Miranda sped to her recovery with gymnastic grace, delivering to her family an account of her experiences under the water that was joyful – even, it sometimes seemed, nostalgic.
‘The brain deprived of oxygen,’ Dr Fearnley explained, ‘commonly enters into a phase of euphoria, during which the subject may well see coloured lights. A peculiarly merciful quirk of physiology, I always think. You can thank your lucky stars –’
Miranda peered into her sister’s face. ‘You’re not Lol any more,’ she observed.
‘Huh?’ said Laurie.
‘Your new glasses.’ Miranda cocked her head first on one side, then on the other, studying her. ‘You’re someone else.’
Laurie went to the bathroom mirror to see for herself.
Of course the new glasses were different from the ones she’d lost, but the rest of her was much the same. The same bush of sun-bleached hair, the same face staring.
And yet …
She turned her head this way and that, the light on her glasses blanking out one eye and then the other. Perhaps her cheeks were not as round. Perhaps there was a lengthening about her jaw. Perhaps, under her skin, she was more knowing than she had been before.

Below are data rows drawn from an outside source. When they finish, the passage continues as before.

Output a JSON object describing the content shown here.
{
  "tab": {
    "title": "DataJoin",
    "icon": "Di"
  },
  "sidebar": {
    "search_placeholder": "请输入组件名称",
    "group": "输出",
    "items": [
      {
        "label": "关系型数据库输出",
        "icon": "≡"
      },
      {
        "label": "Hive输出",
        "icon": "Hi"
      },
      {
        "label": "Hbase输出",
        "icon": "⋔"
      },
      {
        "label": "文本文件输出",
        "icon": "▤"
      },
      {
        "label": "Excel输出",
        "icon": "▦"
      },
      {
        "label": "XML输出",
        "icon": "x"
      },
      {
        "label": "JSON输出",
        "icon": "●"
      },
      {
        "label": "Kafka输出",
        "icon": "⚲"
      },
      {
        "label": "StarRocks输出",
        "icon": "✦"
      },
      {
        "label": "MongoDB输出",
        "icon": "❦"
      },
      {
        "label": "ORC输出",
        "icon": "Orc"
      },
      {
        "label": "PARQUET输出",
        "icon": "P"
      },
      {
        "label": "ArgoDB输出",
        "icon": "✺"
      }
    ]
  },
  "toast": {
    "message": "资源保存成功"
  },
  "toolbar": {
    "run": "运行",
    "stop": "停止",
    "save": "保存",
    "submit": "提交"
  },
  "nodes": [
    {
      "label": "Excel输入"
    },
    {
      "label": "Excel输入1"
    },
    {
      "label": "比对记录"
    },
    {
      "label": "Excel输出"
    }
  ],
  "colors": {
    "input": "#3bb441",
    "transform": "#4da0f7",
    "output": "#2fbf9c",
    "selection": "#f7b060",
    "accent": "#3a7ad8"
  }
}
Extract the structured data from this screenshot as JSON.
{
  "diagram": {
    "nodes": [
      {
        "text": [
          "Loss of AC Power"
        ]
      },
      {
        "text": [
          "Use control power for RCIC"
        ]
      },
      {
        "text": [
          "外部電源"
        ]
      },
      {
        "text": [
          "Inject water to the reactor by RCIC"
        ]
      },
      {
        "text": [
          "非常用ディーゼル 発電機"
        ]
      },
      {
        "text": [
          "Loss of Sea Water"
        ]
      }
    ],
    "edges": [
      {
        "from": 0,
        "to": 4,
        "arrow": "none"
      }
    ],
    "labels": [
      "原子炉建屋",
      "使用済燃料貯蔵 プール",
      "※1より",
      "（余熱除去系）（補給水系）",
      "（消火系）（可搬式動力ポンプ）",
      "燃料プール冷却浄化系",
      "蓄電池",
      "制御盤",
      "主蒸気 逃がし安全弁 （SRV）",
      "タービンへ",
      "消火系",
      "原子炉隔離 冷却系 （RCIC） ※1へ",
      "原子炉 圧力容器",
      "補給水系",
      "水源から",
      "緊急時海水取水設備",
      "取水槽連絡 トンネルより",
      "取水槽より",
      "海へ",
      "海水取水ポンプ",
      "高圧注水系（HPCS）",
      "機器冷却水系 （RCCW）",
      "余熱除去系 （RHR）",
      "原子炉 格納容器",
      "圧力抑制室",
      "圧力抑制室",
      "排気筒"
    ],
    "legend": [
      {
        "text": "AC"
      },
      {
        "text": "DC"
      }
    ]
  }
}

Laurie muttered to herself as she worked. The bookshelf under the window was empty and ready for her specimens. Marine to the left, it would be, and terrestrial to the right. Marine: sea-urchin skeleton, sun-whitened and frail; several bits of mother-of-pearl; sponge, still shedding sand; almost perfect paper nautilus; lace coral; janthina snail, fading from indigo to white; screw wentletrap. Terrestrial: four harlequin bugs; Christmas beetle; rhinoceros beetle; Jezebel and wanderer butterflies; wasps’ nest; python skin.